De acordo com o coordenador no trabalho de recepção aos haitianos na fronteira, Damião Borges, o governo já  investiu, em forma de serviços, mais de R$ 3 milhões, para oferecer condições de sobrevivência a essas pessoas, além do gasto com passagens e emissão de documentos.

“Não tem como ficar indiferente à situação dessas pessoas. São famílias inteiras que venderam tudo ou o pouco que tinham no Haiti e vieram em busca de melhorias no país que há tanto tempo presta serviços na pátria deles. O apoio de empresários do ramo de hotelaria e restaurantes também foi fundamental nesse trabalho. As pessoas são muito solidárias, principalmente aquelas que têm tão pouco quanto os haitianos”, enfatiza o servidor.

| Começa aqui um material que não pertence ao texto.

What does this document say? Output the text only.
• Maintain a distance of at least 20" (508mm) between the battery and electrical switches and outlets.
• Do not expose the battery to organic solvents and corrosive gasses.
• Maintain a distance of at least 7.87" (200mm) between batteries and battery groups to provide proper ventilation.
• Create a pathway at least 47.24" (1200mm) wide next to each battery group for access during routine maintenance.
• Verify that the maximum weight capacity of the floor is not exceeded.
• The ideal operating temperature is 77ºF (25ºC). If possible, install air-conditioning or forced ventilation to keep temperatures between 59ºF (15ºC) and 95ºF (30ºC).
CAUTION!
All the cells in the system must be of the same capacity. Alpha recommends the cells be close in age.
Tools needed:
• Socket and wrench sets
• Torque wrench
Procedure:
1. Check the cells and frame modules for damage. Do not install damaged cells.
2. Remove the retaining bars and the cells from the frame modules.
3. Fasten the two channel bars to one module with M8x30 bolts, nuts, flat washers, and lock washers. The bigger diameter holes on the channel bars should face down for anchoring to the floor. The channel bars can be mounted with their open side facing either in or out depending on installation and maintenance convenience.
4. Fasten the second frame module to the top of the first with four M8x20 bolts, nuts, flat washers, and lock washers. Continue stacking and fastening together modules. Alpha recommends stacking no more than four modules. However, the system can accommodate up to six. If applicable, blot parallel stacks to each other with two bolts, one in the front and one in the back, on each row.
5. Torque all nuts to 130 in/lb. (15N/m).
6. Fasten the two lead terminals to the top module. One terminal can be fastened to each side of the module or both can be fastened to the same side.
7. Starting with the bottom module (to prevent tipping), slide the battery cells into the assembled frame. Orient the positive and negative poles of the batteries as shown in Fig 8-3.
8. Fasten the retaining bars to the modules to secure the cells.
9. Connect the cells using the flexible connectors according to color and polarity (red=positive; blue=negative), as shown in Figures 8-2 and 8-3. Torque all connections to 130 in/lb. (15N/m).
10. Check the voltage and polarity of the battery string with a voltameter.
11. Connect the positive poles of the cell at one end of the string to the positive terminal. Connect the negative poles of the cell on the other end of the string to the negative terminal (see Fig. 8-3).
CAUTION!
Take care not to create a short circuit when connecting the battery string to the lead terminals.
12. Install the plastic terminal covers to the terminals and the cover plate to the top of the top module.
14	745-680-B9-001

Atualmente Damião e a equipe da Sejudh de Brasileia trabalham com o apoio a um grupo de 440 haitianos. Borges alerta que esse dado é impreciso, tendo em vista a rotatividade acelerada dos estrangeiros no estado. “Somos literalmente a porta de entrada, recebemos e encaminhamos para outros lugares. Nesses grupos existem profissionais qualificados que rapidamente são recrutados por grandes empresas brasileiras”, relata.

“Foi um trabalho muito intenso, que nos tornou pessoas melhores”, declara a diretora de Humanização Elineide Meireles, que coordenou o trabalho de assistência aos haitianos no abrigo criado pelo governo do Estado em Rio Branco. Ela destaca que, com a partida de Murat, as equipes da Humanização e da Seds se despediram de um trabalho que foi um grande desafio em 2012. “Foi uma oportunidade de superação e crescimento pessoal para toda a equipe”, disse.

Elineide lembra, ainda, do trabalho de recepção no Parque de Exposições, que durou aproximadamente dois meses, “Tivemos a oportunidade de oferecer algum conforto a, aproximadamente, 250 haitianos que haviam ficado ‘presos’ cerca de três meses na fronteira com o Peru, dormindo nas ruas e passando por toda sorte de necessidades e privações. A solidariedade do povo e do governo do Acre foi demonstrada desde a entrada dos primeiros imigrantes nessa situação”, pontua.

A relação Brasil e Haiti

A relação diplomática entre Brasil e Haiti já dura nove anos. Essa proximidade iniciou ainda no governo do Presidente Lula, que enviou àquele país o primeiro grupo de militares para atuar no processo de estabilização do Haiti em 2004, quando houve uma série de rebeliões.

Com o terremoto que arrasou a capital haitiana, Porto Príncipe, o governo brasileiro passou a enviar também ajuda humanitária ao Haiti, que pode ter chegado a R$ 1 bilhão. Além disso, foi assinado entre os dois países um acordo de construção de uma hidrelétrica que beneficiará milhares de haitianos.

No final do ano passado, o governo do Acre, em articulação com o Ministério do Desenvolvimento Social, conquistou a liberação de R$ 540 mil junto ao governo federal, que possibilitou o retorno da ajuda com alimentação, documentação, saúde e hospedagem aos haitianos.